Summary
- All eyes on oil prices: Investors are pricing out the chance of a very gradual oil price normalization. That remains a key indicator for optimism and risk appetite (see chart of the month).
- The Fed feels the heat: After the job report, the Fed faces growing a pressure to address inflation risks. The next move will depend on two key factors: the trajectory of unemployment and the stability of inflation expectations. At this stage, we expect the Fed to remain on hold this year.
- ECB hiked as largely expected: The ECB, operating under a stricter inflation-targeting framework raised its policy rate in June 2026 to counter inflationary pressures. We expect a wait-and-see approach thereafter.

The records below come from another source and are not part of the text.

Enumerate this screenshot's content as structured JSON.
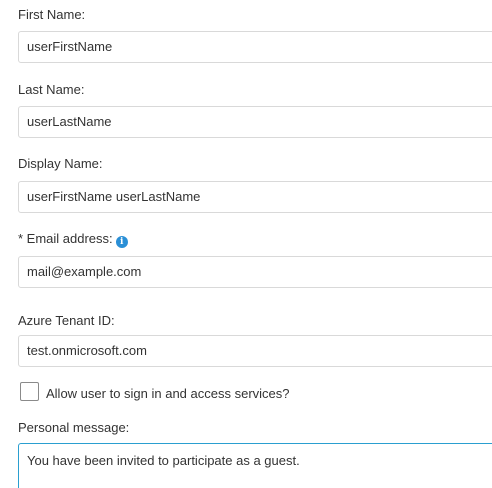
{
  "first_name": {
    "label": "First Name:",
    "value": "userFirstName"
  },
  "last_name": {
    "label": "Last Name:",
    "value": "userLastName"
  },
  "display_name": {
    "label": "Display Name:",
    "value": "userFirstName userLastName"
  },
  "email": {
    "label": "* Email address:",
    "value": "mail@example.com",
    "info_icon": "info-icon",
    "info_glyph": "i"
  },
  "tenant": {
    "label": "Azure Tenant ID:",
    "value": "test.onmicrosoft.com"
  },
  "allow_signin": {
    "label": "Allow user to sign in and access services?",
    "checked": false
  },
  "personal_message": {
    "label": "Personal message:",
    "value": "You have been invited to participate as a guest."
  },
  "colors": {
    "info_icon": "#2a8fd6",
    "focus_border": "#2a9fd0",
    "field_border": "#d9d9d9"
  }
}
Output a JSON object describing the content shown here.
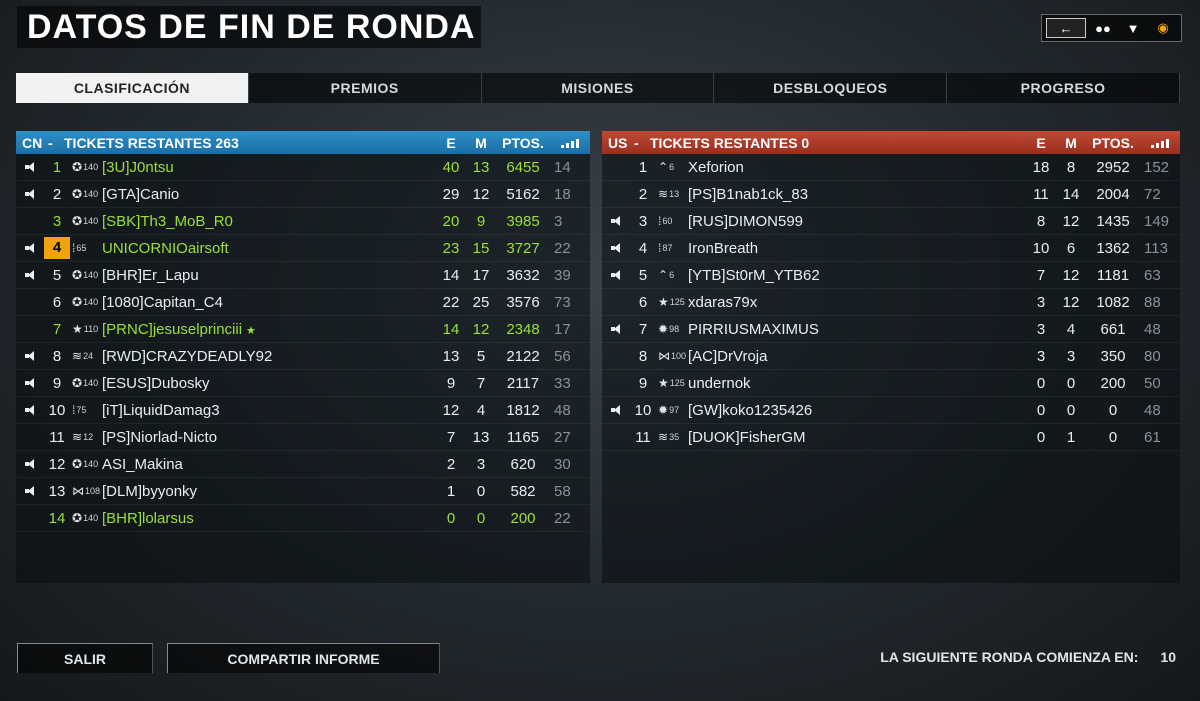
{
  "title": "DATOS DE FIN DE RONDA",
  "tabs": [
    "CLASIFICACIÓN",
    "PREMIOS",
    "MISIONES",
    "DESBLOQUEOS",
    "PROGRESO"
  ],
  "columns": {
    "kills": "E",
    "deaths": "M",
    "points": "PTOS."
  },
  "teams": {
    "left": {
      "tag": "CN",
      "tickets_label": "TICKETS RESTANTES 263",
      "players": [
        {
          "pos": "1",
          "rank": "140",
          "name": "[3U]J0ntsu",
          "k": "40",
          "d": "13",
          "pts": "6455",
          "ping": "14"
        },
        {
          "pos": "2",
          "rank": "140",
          "name": "[GTA]Canio",
          "k": "29",
          "d": "12",
          "pts": "5162",
          "ping": "18"
        },
        {
          "pos": "3",
          "rank": "140",
          "name": "[SBK]Th3_MoB_R0",
          "k": "20",
          "d": "9",
          "pts": "3985",
          "ping": "3"
        },
        {
          "pos": "4",
          "rank": "65",
          "name": "UNICORNIOairsoft",
          "k": "23",
          "d": "15",
          "pts": "3727",
          "ping": "22"
        },
        {
          "pos": "5",
          "rank": "140",
          "name": "[BHR]Er_Lapu",
          "k": "14",
          "d": "17",
          "pts": "3632",
          "ping": "39"
        },
        {
          "pos": "6",
          "rank": "140",
          "name": "[1080]Capitan_C4",
          "k": "22",
          "d": "25",
          "pts": "3576",
          "ping": "73"
        },
        {
          "pos": "7",
          "rank": "110",
          "name": "[PRNC]jesuselprinciii",
          "k": "14",
          "d": "12",
          "pts": "2348",
          "ping": "17"
        },
        {
          "pos": "8",
          "rank": "24",
          "name": "[RWD]CRAZYDEADLY92",
          "k": "13",
          "d": "5",
          "pts": "2122",
          "ping": "56"
        },
        {
          "pos": "9",
          "rank": "140",
          "name": "[ESUS]Dubosky",
          "k": "9",
          "d": "7",
          "pts": "2117",
          "ping": "33"
        },
        {
          "pos": "10",
          "rank": "75",
          "name": "[iT]LiquidDamag3",
          "k": "12",
          "d": "4",
          "pts": "1812",
          "ping": "48"
        },
        {
          "pos": "11",
          "rank": "12",
          "name": "[PS]Niorlad-Nicto",
          "k": "7",
          "d": "13",
          "pts": "1165",
          "ping": "27"
        },
        {
          "pos": "12",
          "rank": "140",
          "name": "ASI_Makina",
          "k": "2",
          "d": "3",
          "pts": "620",
          "ping": "30"
        },
        {
          "pos": "13",
          "rank": "108",
          "name": "[DLM]byyonky",
          "k": "1",
          "d": "0",
          "pts": "582",
          "ping": "58"
        },
        {
          "pos": "14",
          "rank": "140",
          "name": "[BHR]lolarsus",
          "k": "0",
          "d": "0",
          "pts": "200",
          "ping": "22"
        }
      ]
    },
    "right": {
      "tag": "US",
      "tickets_label": "TICKETS RESTANTES 0",
      "players": [
        {
          "pos": "1",
          "rank": "6",
          "name": "Xeforion",
          "k": "18",
          "d": "8",
          "pts": "2952",
          "ping": "152"
        },
        {
          "pos": "2",
          "rank": "13",
          "name": "[PS]B1nab1ck_83",
          "k": "11",
          "d": "14",
          "pts": "2004",
          "ping": "72"
        },
        {
          "pos": "3",
          "rank": "60",
          "name": "[RUS]DIMON599",
          "k": "8",
          "d": "12",
          "pts": "1435",
          "ping": "149"
        },
        {
          "pos": "4",
          "rank": "87",
          "name": "IronBreath",
          "k": "10",
          "d": "6",
          "pts": "1362",
          "ping": "113"
        },
        {
          "pos": "5",
          "rank": "6",
          "name": "[YTB]St0rM_YTB62",
          "k": "7",
          "d": "12",
          "pts": "1181",
          "ping": "63"
        },
        {
          "pos": "6",
          "rank": "125",
          "name": "xdaras79x",
          "k": "3",
          "d": "12",
          "pts": "1082",
          "ping": "88"
        },
        {
          "pos": "7",
          "rank": "98",
          "name": "PIRRIUSMAXIMUS",
          "k": "3",
          "d": "4",
          "pts": "661",
          "ping": "48"
        },
        {
          "pos": "8",
          "rank": "100",
          "name": "[AC]DrVroja",
          "k": "3",
          "d": "3",
          "pts": "350",
          "ping": "80"
        },
        {
          "pos": "9",
          "rank": "125",
          "name": "undernok",
          "k": "0",
          "d": "0",
          "pts": "200",
          "ping": "50"
        },
        {
          "pos": "10",
          "rank": "97",
          "name": "[GW]koko1235426",
          "k": "0",
          "d": "0",
          "pts": "0",
          "ping": "48"
        },
        {
          "pos": "11",
          "rank": "35",
          "name": "[DUOK]FisherGM",
          "k": "0",
          "d": "1",
          "pts": "0",
          "ping": "61"
        }
      ]
    }
  },
  "buttons": {
    "exit": "SALIR",
    "share": "COMPARTIR INFORME"
  },
  "countdown": {
    "label": "LA SIGUIENTE RONDA COMIENZA EN:",
    "value": "10"
  }
}
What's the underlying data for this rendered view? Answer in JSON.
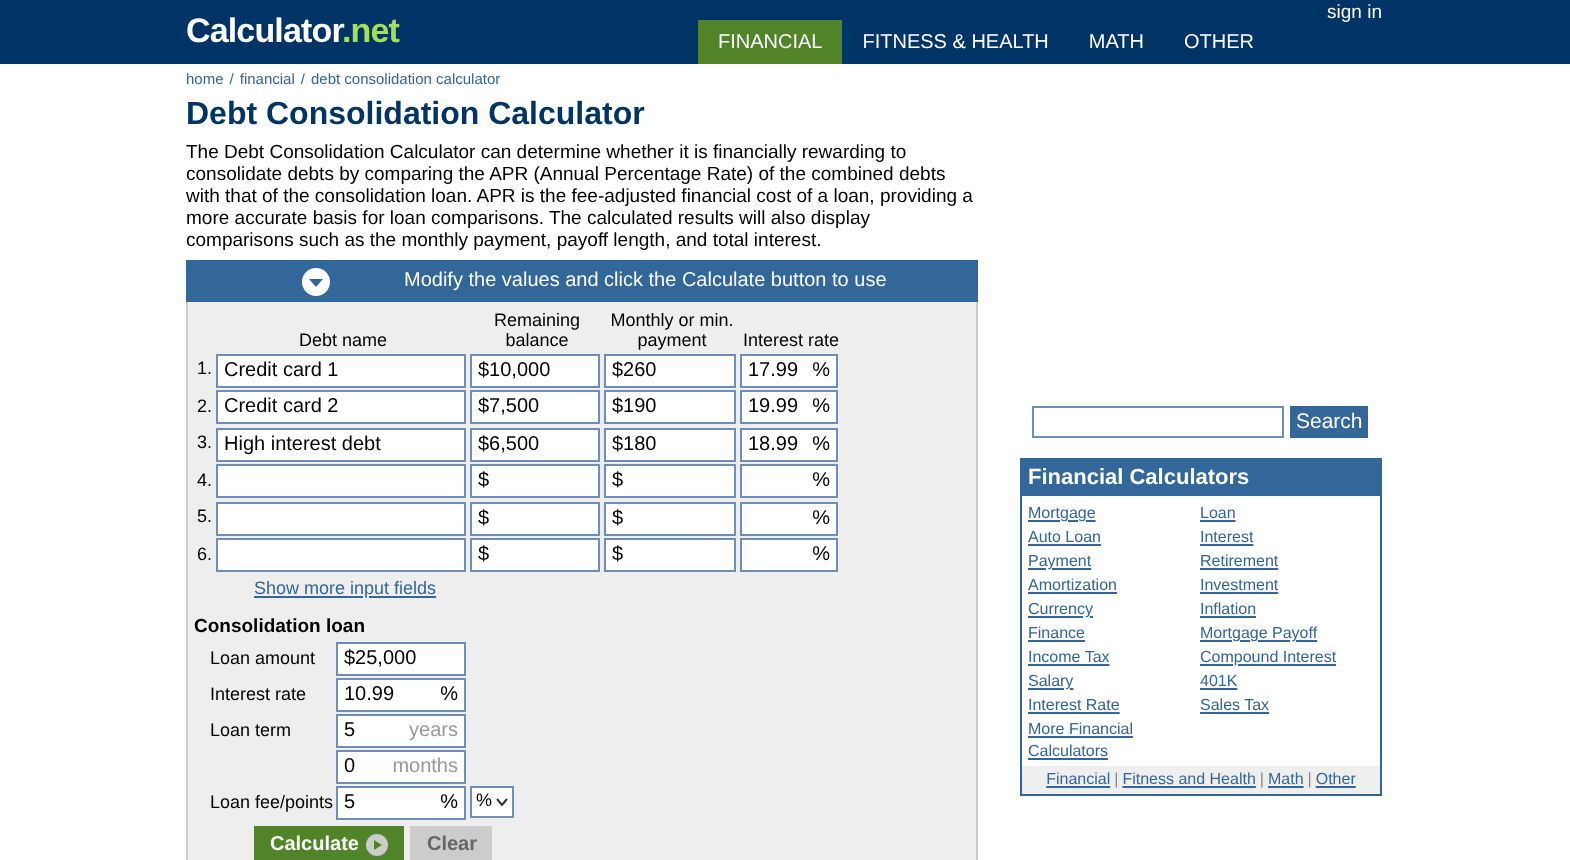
{
  "header": {
    "logo": "Calculator",
    "logo_suffix": ".net",
    "sign_in": "sign in",
    "tabs": [
      {
        "label": "FINANCIAL",
        "selected": true
      },
      {
        "label": "FITNESS & HEALTH",
        "selected": false
      },
      {
        "label": "MATH",
        "selected": false
      },
      {
        "label": "OTHER",
        "selected": false
      }
    ]
  },
  "breadcrumb": {
    "separator": "/",
    "items": [
      "home",
      "financial",
      "debt consolidation calculator"
    ]
  },
  "title": "Debt Consolidation Calculator",
  "description": "The Debt Consolidation Calculator can determine whether it is financially rewarding to consolidate debts by comparing the APR (Annual Percentage Rate) of the combined debts with that of the consolidation loan. APR is the fee-adjusted financial cost of a loan, providing a more accurate basis for loan comparisons. The calculated results will also display comparisons such as the monthly payment, payoff length, and total interest.",
  "banner": "Modify the values and click the Calculate button to use",
  "debts": {
    "columns": [
      "Debt name",
      "Remaining balance",
      "Monthly or min. payment",
      "Interest rate"
    ],
    "rows": [
      {
        "number": "1.",
        "name": "Credit card 1",
        "balance": "$10,000",
        "payment": "$260",
        "rate": "17.99",
        "unit": "%"
      },
      {
        "number": "2.",
        "name": "Credit card 2",
        "balance": "$7,500",
        "payment": "$190",
        "rate": "19.99",
        "unit": "%"
      },
      {
        "number": "3.",
        "name": "High interest debt",
        "balance": "$6,500",
        "payment": "$180",
        "rate": "18.99",
        "unit": "%"
      },
      {
        "number": "4.",
        "balance": "$",
        "payment": "$",
        "unit": "%"
      },
      {
        "number": "5.",
        "balance": "$",
        "payment": "$",
        "unit": "%"
      },
      {
        "number": "6.",
        "balance": "$",
        "payment": "$",
        "unit": "%"
      }
    ],
    "more_link": "Show more input fields"
  },
  "loan": {
    "heading": "Consolidation loan",
    "fields": [
      {
        "label": "Loan amount",
        "inputs": [
          {
            "value": "$25,000"
          }
        ]
      },
      {
        "label": "Interest rate",
        "inputs": [
          {
            "value": "10.99",
            "unit": "%"
          }
        ]
      },
      {
        "label": "Loan term",
        "inputs": [
          {
            "value": "5",
            "unit": "years"
          },
          {
            "value": "0",
            "unit": "months"
          }
        ]
      },
      {
        "label": "Loan fee/points",
        "inputs": [
          {
            "value": "5",
            "unit": "%"
          }
        ],
        "select": "%"
      }
    ]
  },
  "buttons": [
    {
      "label": "Calculate",
      "disabled": false
    },
    {
      "label": "Clear",
      "disabled": true
    }
  ],
  "sidebar": {
    "search_button": "Search",
    "box_title": "Financial Calculators",
    "links": [
      "Mortgage",
      "Loan",
      "Auto Loan",
      "Interest",
      "Payment",
      "Retirement",
      "Amortization",
      "Investment",
      "Currency",
      "Inflation",
      "Finance",
      "Mortgage Payoff",
      "Income Tax",
      "Compound Interest",
      "Salary",
      "401K",
      "Interest Rate",
      "Sales Tax",
      "More Financial Calculators"
    ],
    "footer_separator": "|",
    "footer_links": [
      "Financial",
      "Fitness and Health",
      "Math",
      "Other"
    ]
  }
}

- Opportunities in core eurozone govies as long as the 10-year Bund remains above 3%: Positive stance on core eurozone govies. We favour maturities of 7-10 years.
- Positive opinion on UK bonds: Yields fell back after the political pressure started to come down. We keep a positive stance on UK government bonds. We keep our target on the 10-year UK government bond yield at 4.30%.
- Selective opportunities in corporate bonds: We prefer EUR and GBP IG corporate bonds (Positive view) over USD IG bonds (Neutral view).
- We keep a negative stance on corporate high yield bonds. For fallen angels as well as rising stars, we keep a neutral view: Yield spreads remain very low and do not remunerate for the underlying risks.
- Too early to come back on EM Bonds: The three primary drivers—valuation, currency outlook, and monetary policy expectations— are not supportive. We need to monitor the developments in the Middle-East and the expected re-opening of the Strait of Hormuz.